Zuvor müssen allerdings die Taucher ihre engen Quartiere im Bauch der Skandi Arctic verlassen. Sie werden nach der Toilette nicht nach rechts, Richtung Rettungsboot, abbiegen, sondern nach oben. Dort ist eine Tauchglocke ans Drucklabyrinth angeschlossen. Mit einer Größe von sieben Kubikmetern fällt sie nur unwesentlich geräumiger aus als die Apollo-Kapsel, in der die ersten Mondfahrer ausharren mussten. Die Glocke wird die Taucher zum Meeresgrund bringen, wo bereits zwei Roboter auf die Männer warten. Deren Aufgabe besteht vor allem darin, Licht ins ewige Dunkel der Ostsee zu bringen und Kamerabilder an die Oberfläche zu senden.

Erst dann kommen die vermeintlichen Kampfroboter zum Einsatz: Kapitän Thomas Jensen, ein jugendlich wirkender 41-Jähriger mit Jeans und Sandalen, wird die Skandi Arctic exakt an einer Position halten. Auf seiner Brücke, die mit ihren ringsum verlaufenden Fenstern eher an ein luxuriöses Loft erinnert, hat er dafür ein zweites Steuerpult - mit Blick nach hinten aufs Achterdeck.

Dort wird ein Kran die 80 Tonnen schweren Maschinen exakt über der Pipeline in die Tiefe lassen. Motoren in seinem Ausleger sollen selbst die kleinsten Bewegungen des Schiffes kompensieren. "Wir müssen unter allen Umständen verhindern, dass wir beim Absenken die Pipeline beschädigen", sagt Statoil-Ingenieur Bakkevig.
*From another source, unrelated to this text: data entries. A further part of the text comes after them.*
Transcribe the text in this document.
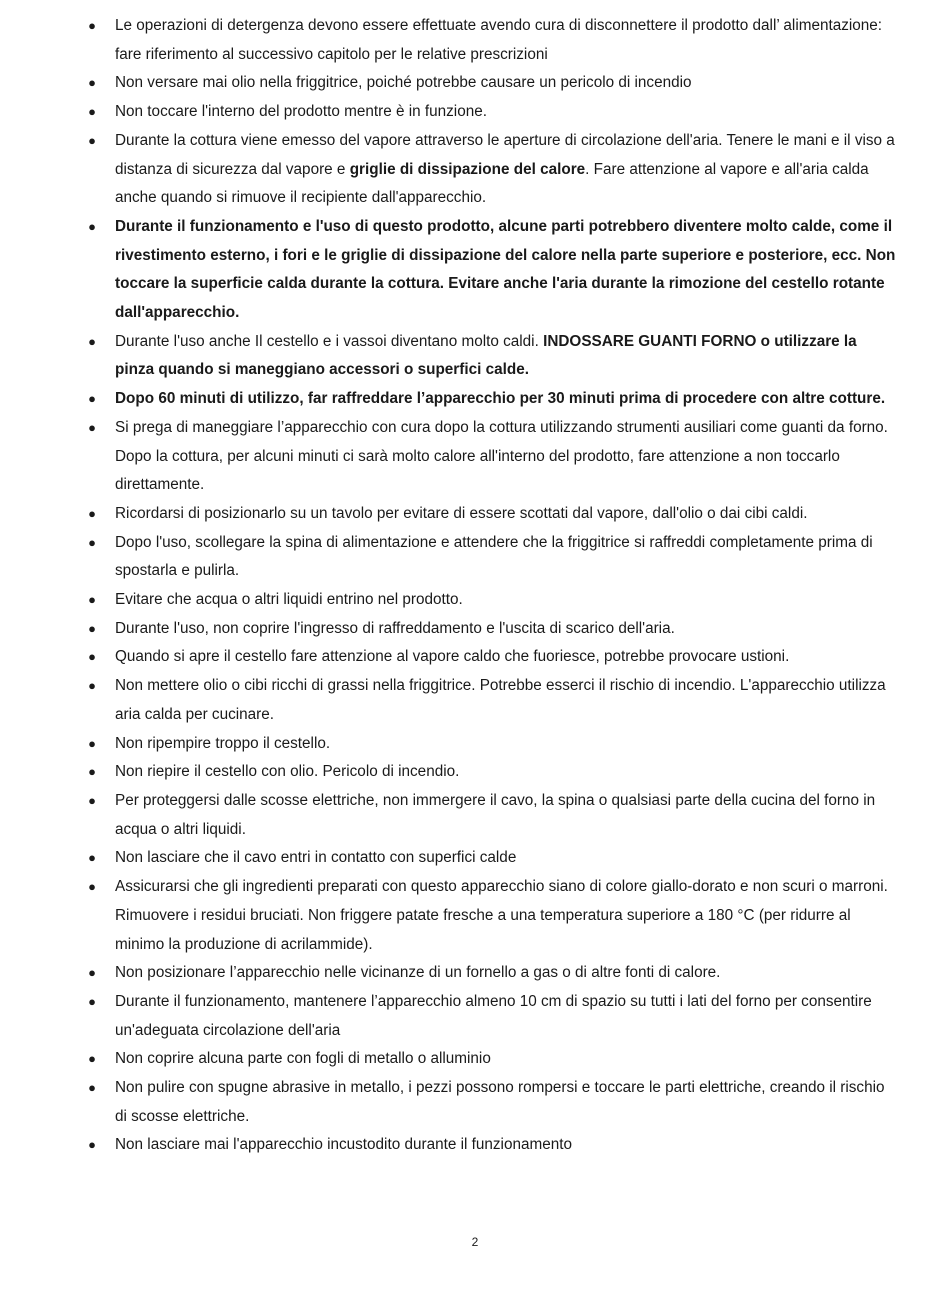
● Le operazioni di detergenza devono essere effettuate avendo cura di disconnettere il prodotto dall’ alimentazione: fare riferimento al successivo capitolo per le relative prescrizioni
● Non versare mai olio nella friggitrice, poiché potrebbe causare un pericolo di incendio
● Non toccare l'interno del prodotto mentre è in funzione.
● Durante la cottura viene emesso del vapore attraverso le aperture di circolazione dell'aria. Tenere le mani e il viso a distanza di sicurezza dal vapore e griglie di dissipazione del calore. Fare attenzione al vapore e all'aria calda anche quando si rimuove il recipiente dall'apparecchio.
● Durante il funzionamento e l'uso di questo prodotto, alcune parti potrebbero diventere molto calde, come il rivestimento esterno, i fori e le griglie di dissipazione del calore nella parte superiore e posteriore, ecc. Non toccare la superficie calda durante la cottura. Evitare anche l'aria durante la rimozione del cestello rotante dall'apparecchio.
● Durante l'uso anche Il cestello e i vassoi diventano molto caldi. INDOSSARE GUANTI FORNO o utilizzare la pinza quando si maneggiano accessori o superfici calde.
● Dopo 60 minuti di utilizzo, far raffreddare l’apparecchio per 30 minuti prima di procedere con altre cotture.
● Si prega di maneggiare l’apparecchio con cura dopo la cottura utilizzando strumenti ausiliari come guanti da forno. Dopo la cottura, per alcuni minuti ci sarà molto calore all'interno del prodotto, fare attenzione a non toccarlo direttamente.
● Ricordarsi di posizionarlo su un tavolo per evitare di essere scottati dal vapore, dall'olio o dai cibi caldi.
● Dopo l'uso, scollegare la spina di alimentazione e attendere che la friggitrice si raffreddi completamente prima di spostarla e pulirla.
● Evitare che acqua o altri liquidi entrino nel prodotto.
● Durante l'uso, non coprire l'ingresso di raffreddamento e l'uscita di scarico dell'aria.
● Quando si apre il cestello fare attenzione al vapore caldo che fuoriesce, potrebbe provocare ustioni.
● Non mettere olio o cibi ricchi di grassi nella friggitrice. Potrebbe esserci il rischio di incendio. L'apparecchio utilizza aria calda per cucinare.
● Non ripempire troppo il cestello.
● Non riepire il cestello con olio. Pericolo di incendio.
● Per proteggersi dalle scosse elettriche, non immergere il cavo, la spina o qualsiasi parte della cucina del forno in acqua o altri liquidi.
● Non lasciare che il cavo entri in contatto con superfici calde
● Assicurarsi che gli ingredienti preparati con questo apparecchio siano di colore giallo-dorato e non scuri o marroni. Rimuovere i residui bruciati. Non friggere patate fresche a una temperatura superiore a 180 °C (per ridurre al minimo la produzione di acrilammide).
● Non posizionare l’apparecchio nelle vicinanze di un fornello a gas o di altre fonti di calore.
● Durante il funzionamento, mantenere l’apparecchio almeno 10 cm di spazio su tutti i lati del forno per consentire un'adeguata circolazione dell'aria
● Non coprire alcuna parte con fogli di metallo o alluminio
● Non pulire con spugne abrasive in metallo, i pezzi possono rompersi e toccare le parti elettriche, creando il rischio di scosse elettriche.
● Non lasciare mai l'apparecchio incustodito durante il funzionamento
2
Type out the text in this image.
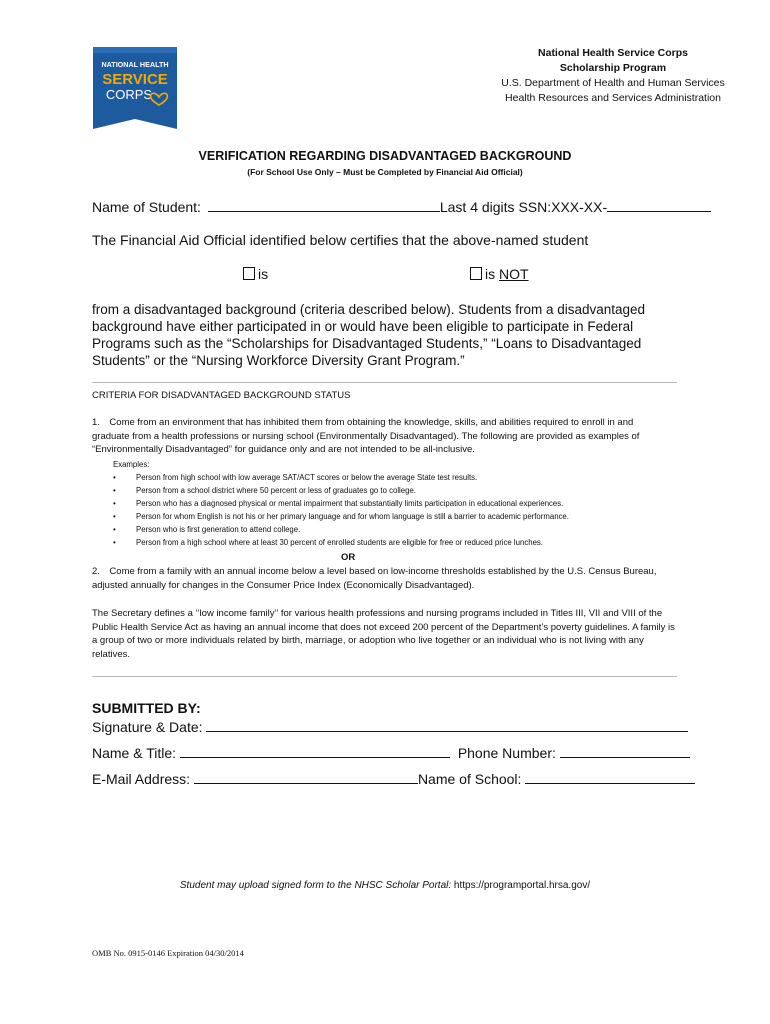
NATIONAL HEALTH
SERVICE
CORPS
National Health Service Corps
Scholarship Program
U.S. Department of Health and Human Services
Health Resources and Services Administration
VERIFICATION REGARDING DISADVANTAGED BACKGROUND
(For School Use Only – Must be Completed by Financial Aid Official)
Name of Student:	Last 4 digits SSN:XXX-XX-
The Financial Aid Official identified below certifies that the above-named student
is	is NOT
from a disadvantaged background (criteria described below). Students from a disadvantaged background have either participated in or would have been eligible to participate in Federal Programs such as the “Scholarships for Disadvantaged Students,” “Loans to Disadvantaged Students” or the “Nursing Workforce Diversity Grant Program.”
CRITERIA FOR DISADVANTAGED BACKGROUND STATUS
1. Come from an environment that has inhibited them from obtaining the knowledge, skills, and abilities required to enroll in and graduate from a health professions or nursing school (Environmentally Disadvantaged). The following are provided as examples of “Environmentally Disadvantaged” for guidance only and are not intended to be all-inclusive.
Examples:
•	Person from high school with low average SAT/ACT scores or below the average State test results.
•	Person from a school district where 50 percent or less of graduates go to college.
•	Person who has a diagnosed physical or mental impairment that substantially limits participation in educational experiences.
•	Person for whom English is not his or her primary language and for whom language is still a barrier to academic performance.
•	Person who is first generation to attend college.
•	Person from a high school where at least 30 percent of enrolled students are eligible for free or reduced price lunches.
OR
2. Come from a family with an annual income below a level based on low-income thresholds established by the U.S. Census Bureau, adjusted annually for changes in the Consumer Price Index (Economically Disadvantaged).
The Secretary defines a ‘‘low income family’’ for various health professions and nursing programs included in Titles III, VII and VIII of the Public Health Service Act as having an annual income that does not exceed 200 percent of the Department’s poverty guidelines. A family is a group of two or more individuals related by birth, marriage, or adoption who live together or an individual who is not living with any relatives.
SUBMITTED BY:
Signature & Date:
Name & Title:	Phone Number:
E-Mail Address:	Name of School:
Student may upload signed form to the NHSC Scholar Portal: https://programportal.hrsa.gov/
OMB No. 0915-0146 Expiration 04/30/2014
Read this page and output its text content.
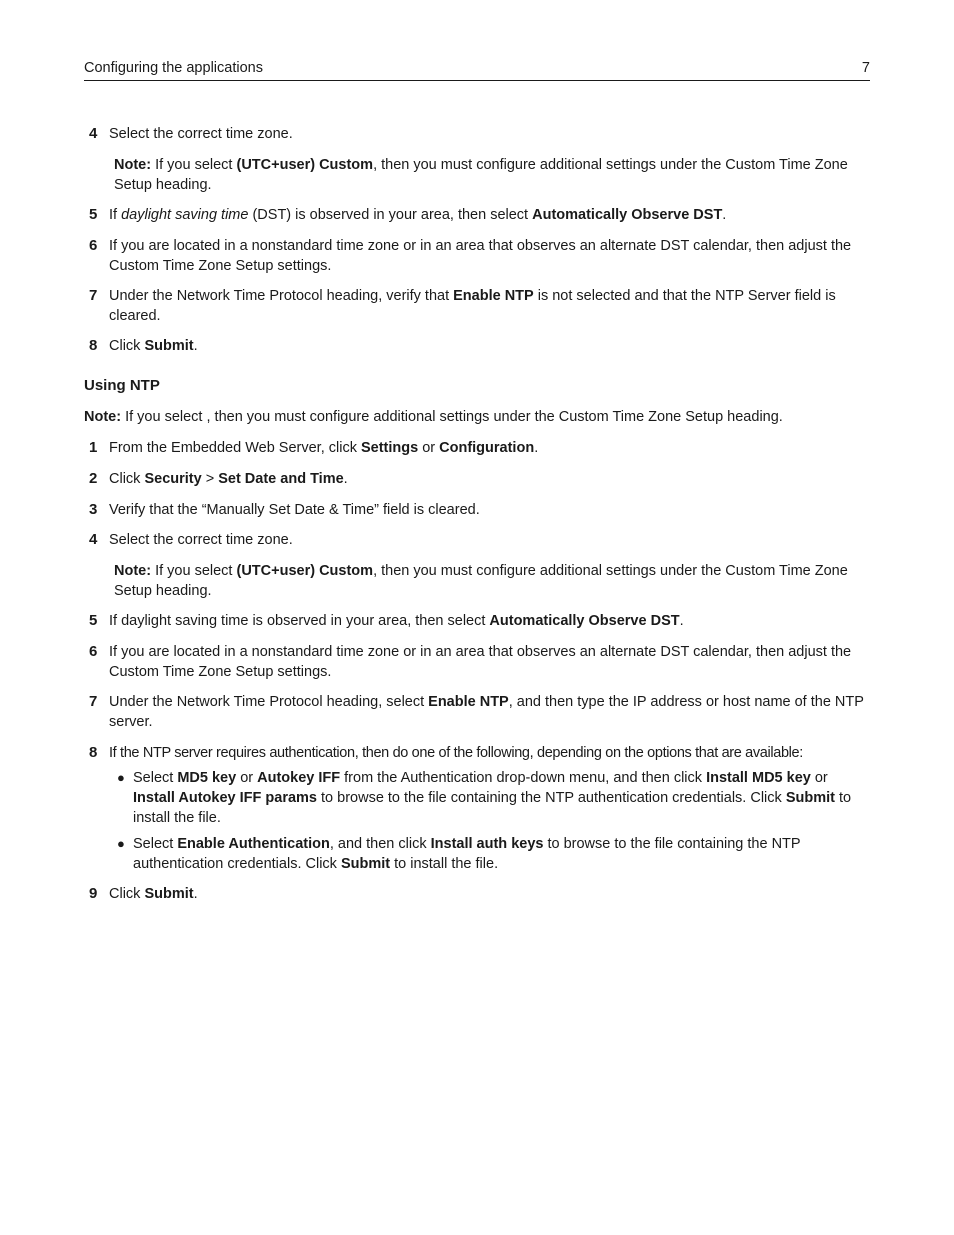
Configuring the applications	7
4 Select the correct time zone.
Note: If you select (UTC+user) Custom, then you must configure additional settings under the Custom Time Zone Setup heading.
5 If daylight saving time (DST) is observed in your area, then select Automatically Observe DST.
6 If you are located in a nonstandard time zone or in an area that observes an alternate DST calendar, then adjust the Custom Time Zone Setup settings.
7 Under the Network Time Protocol heading, verify that Enable NTP is not selected and that the NTP Server field is cleared.
8 Click Submit.
Using NTP
Note: If you select , then you must configure additional settings under the Custom Time Zone Setup heading.
1 From the Embedded Web Server, click Settings or Configuration.
2 Click Security > Set Date and Time.
3 Verify that the “Manually Set Date & Time” field is cleared.
4 Select the correct time zone.
Note: If you select (UTC+user) Custom, then you must configure additional settings under the Custom Time Zone Setup heading.
5 If daylight saving time is observed in your area, then select Automatically Observe DST.
6 If you are located in a nonstandard time zone or in an area that observes an alternate DST calendar, then adjust the Custom Time Zone Setup settings.
7 Under the Network Time Protocol heading, select Enable NTP, and then type the IP address or host name of the NTP server.
8 If the NTP server requires authentication, then do one of the following, depending on the options that are available:
● Select MD5 key or Autokey IFF from the Authentication drop-down menu, and then click Install MD5 key or Install Autokey IFF params to browse to the file containing the NTP authentication credentials. Click Submit to install the file.
● Select Enable Authentication, and then click Install auth keys to browse to the file containing the NTP authentication credentials. Click Submit to install the file.
9 Click Submit.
Klappt alles wie geplant, werden die Roboter mit ihren Klauen die beiden Segmente der Pipeline greifen und direkt nebeneinander positionieren. Die Taucher werden mit Diamantschneidern die überstehenden Enden stutzen und anschrägen. Gut drei Zentimeter dicke Stahlwände müssen sie dabei durchtrennen, jeder Schnitt wird eineinhalb Stunden dauern. "Zum Schluss müssen die Längen der beiden Pipelines auf den Millimeter genau stimmen", sagt Technip-Manager Nakkestad. Trotz Tiefe, Kälte, Dunkelheit.